Cybersecurity: Systemic security in cyberspace to ensure the availability, integrity, authentication, confidentiality, and nonrepudiation of all components of cyberspace, including systems, information, and data. Instruments for achieving cybersecurity include any technology, measure, or practice that aims at preventing cyber incidents or mitigating their impact (IBM 2023; Van Puyvelde and Brantly 2019). 

Cybersecurity awareness: A learning process that aims to focus attention on security and change individual and organizational attitudes to realize the importance of cybersecurity and the adverse consequences of its failure (NIST, n.d.). 

Cybersecurity domains: At a high level of abstraction, cybersecurity goods and services can be bundled into robustness of digital systems (secured by design systems), resilience of digital systems (sustainable systems), and incident response capabilities (Taddeo 2019). 

Cybersecurity resilience: The ability of an information system to continue to: (1) operate under adverse conditions or stress, even if in a degraded or debilitated state, while maintaining essential operational capabilities; and (2) recover to an effective operational posture in a timeframe consistent with mission needs (NIST, n.d.). 

Cybersecurity robustness: The ability of cybersecurity measures to operate correctly and reliably across a wide range of operational conditions, including threats (NIST, n.d.). Robustness is also described as the difference between the expected and actual behavior of a system (Taddeo 2019). 

Cyberspace: A physical and virtual domain on a par with the other domains of land, sea, air, and space, which allows for human interactions and forms the Cybersecurity Economics for Emerging Markets foundation of modern life. Unlike its counterpart domains, cyberspace is entirely made by humans whose interactions form a giant grid of networks called “cyberspace,” which depends on physical, logical (code), and human structures to operate. The centrality of humans in cyberspace makes social scientific approaches essential to its study. This comprehensive definition was formed by blending descriptions from academic scholars and government agencies, like the US Department of Defense, Van Puyvelde and Brantly (2019), and Demchak and Dombrowski (2013). 

Cyberspace layers: The cyber persona (user), logical (code), and physical (infrastructure) layers. 

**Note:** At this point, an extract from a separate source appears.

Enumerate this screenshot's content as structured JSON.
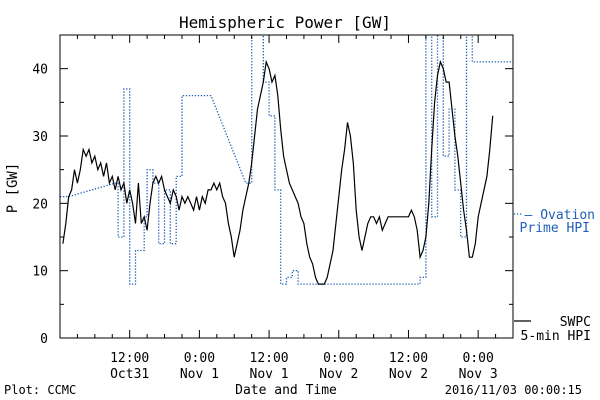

Disruptive cyber incident: A cyber incident that impedes the normal operation of the targeted information systems (Harry and Gallagher 2018). 

Exploitive cyber incident: A cyber incident designed to access or exfiltrate information from information systems illicitly (Harry and Gallagher 2018). 

Threat intelligence: Threat information that has been aggregated, transformed, analyzed, interpreted, or enriched to provide the necessary context for decision- making processes (NIST, n.d.). 

Vulnerability: Weakness in an information system, application, network, system security procedures, internal controls, or implementation that could be exploited or triggered by a threat source (NIST, n.d.).